I'm a practicing non-believer, so the festive season is not about religion for me personally. But since it promotes a general feeling of good will - that's OK.
But no amount of re-runs of "A Christmas Carol", whether re-versioned with Eastenders' Grant Mitchell (surprisingly good) or even the Muppets (saved by Gonzo's performance), can assuage my humbug feelings when it comes to Christmas markets.
Unfortunately Belgium is hooked on them. They're everywhere - and getting bigger every year. The Brussels market takes up the whole of Place St Catherine - a huge wide avenue which used to be the site of a canal quay in the centre of Brussels, and is therefore surrounded by fabulous seafood restaurants. It looks beautiful, with an ice rink in the centre surrounded by little wooden huts, and a massive Ferris wheel giving spectacular views over the whole Dickensian scene. It's not the sugar sweet imagery that I dislike but the actual content. For, underneath all the mulled wine and stapled-on snow covered rooftops, it's really... a CRAFT market.
I hold it to be a self evident truth that craft markets are spawned by Satan.
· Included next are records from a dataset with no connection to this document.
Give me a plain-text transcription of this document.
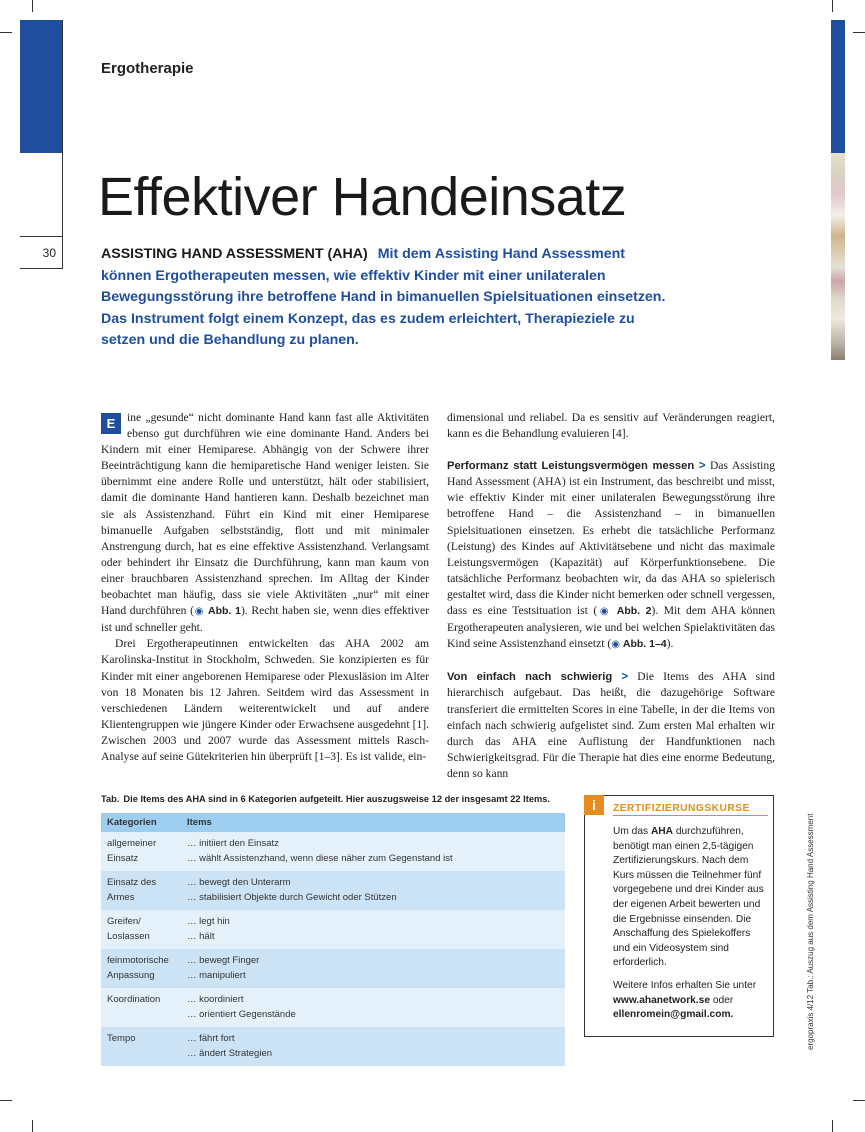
30
Ergotherapie
Effektiver Handeinsatz
ASSISTING HAND ASSESSMENT (AHA) Mit dem Assisting Hand Assessment können Ergotherapeuten messen, wie effektiv Kinder mit einer unilateralen Bewegungsstörung ihre betroffene Hand in bimanuellen Spielsituationen einsetzen. Das Instrument folgt einem Konzept, das es zudem erleichtert, Therapieziele zu setzen und die Behandlung zu planen.

E	ine „gesunde“ nicht dominante Hand kann fast alle Aktivitäten ebenso gut durchführen wie eine dominante Hand. Anders bei Kindern mit einer Hemiparese. Abhängig von der Schwere ihrer Beeinträchtigung kann die hemiparetische Hand weniger leisten. Sie übernimmt eine andere Rolle und unterstützt, hält oder stabilisiert, damit die dominante Hand hantieren kann. Deshalb bezeichnet man sie als Assistenzhand. Führt ein Kind mit einer Hemiparese bimanuelle Aufgaben selbstständig, flott und mit minimaler Anstrengung durch, hat es eine effektive Assistenzhand. Verlangsamt oder behindert ihr Einsatz die Durchführung, kann man kaum von einer brauchbaren Assistenzhand sprechen. Im Alltag der Kinder beobachtet man häufig, dass sie viele Aktivitäten „nur“ mit einer Hand durchführen (◉ Abb. 1). Recht haben sie, wenn dies effektiver ist und schneller geht.

Drei Ergotherapeutinnen entwickelten das AHA 2002 am Karolinska-Institut in Stockholm, Schweden. Sie konzipierten es für Kinder mit einer angeborenen Hemiparese oder Plexusläsion im Alter von 18 Monaten bis 12 Jahren. Seitdem wird das Assessment in verschiedenen Ländern weiterentwickelt und auf andere Klientengruppen wie jüngere Kinder oder Erwachsene ausgedehnt [1]. Zwischen 2003 und 2007 wurde das Assessment mittels Rasch-Analyse auf seine Gütekriterien hin überprüft [1–3]. Es ist valide, ein-

dimensional und reliabel. Da es sensitiv auf Veränderungen reagiert, kann es die Behandlung evaluieren [4].

Performanz statt Leistungsvermögen messen > Das Assisting Hand Assessment (AHA) ist ein Instrument, das beschreibt und misst, wie effektiv Kinder mit einer unilateralen Bewegungsstörung ihre betroffene Hand – die Assistenzhand – in bimanuellen Spielsituationen einsetzen. Es erhebt die tatsächliche Performanz (Leistung) des Kindes auf Aktivitätsebene und nicht das maximale Leistungsvermögen (Kapazität) auf Körperfunktionsebene. Die tatsächliche Performanz beobachten wir, da das AHA so spielerisch gestaltet wird, dass die Kinder nicht bemerken oder schnell vergessen, dass es eine Testsituation ist (◉ Abb. 2). Mit dem AHA können Ergotherapeuten analysieren, wie und bei welchen Spielaktivitäten das Kind seine Assistenzhand einsetzt (◉ Abb. 1–4).

Von einfach nach schwierig > Die Items des AHA sind hierarchisch aufgebaut. Das heißt, die dazugehörige Software transferiert die ermittelten Scores in eine Tabelle, in der die Items von einfach nach schwierig aufgelistet sind. Zum ersten Mal erhalten wir durch das AHA eine Auflistung der Handfunktionen nach Schwierigkeitsgrad. Für die Therapie hat dies eine enorme Bedeutung, denn so kann

Tab. Die Items des AHA sind in 6 Kategorien aufgeteilt. Hier auszugsweise 12 der insgesamt 22 Items.
Kategorien	Items
allgemeiner Einsatz	… initiiert den Einsatz
… wählt Assistenzhand, wenn diese näher zum Gegenstand ist

Einsatz des Armes	… bewegt den Unterarm
… stabilisiert Objekte durch Gewicht oder Stützen

Greifen/ Loslassen	… legt hin
… hält

feinmotorische Anpassung	… bewegt Finger
… manipuliert

Koordination	… koordiniert
… orientiert Gegenstände

Tempo	… fährt fort
… ändert Strategien
i	ZERTIFIZIERUNGSKURSE

Um das AHA durchzuführen, benötigt man einen 2,5-tägigen Zertifizierungskurs. Nach dem Kurs müssen die Teilnehmer fünf vorgegebene und drei Kinder aus der eigenen Arbeit bewerten und die Ergebnisse einsenden. Die Anschaffung des Spielekoffers und ein Videosystem sind erforderlich.

Weitere Infos erhalten Sie unter www.ahanetwork.se oder ellenromein@gmail.com.	ergopraxis 4/12 Tab.: Auszug aus dem Assisting Hand Assessment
They fill our homes with crappy little hand-made pieces of tat that could not possibly make it across the threshold without being disguised as "authentic peasant craftmanship". Even worse, the stalls are often populated by the people who actually made this rubbish. They have that fake humble pride in their little offerings and would love to tell you all about the history of each article and how they made it.
I just want to say, in a tone of awe and wonder "You made this yourself?". And when they nod deprecatingly, I want to lean over conspiratorially and mumble "You sad bastard".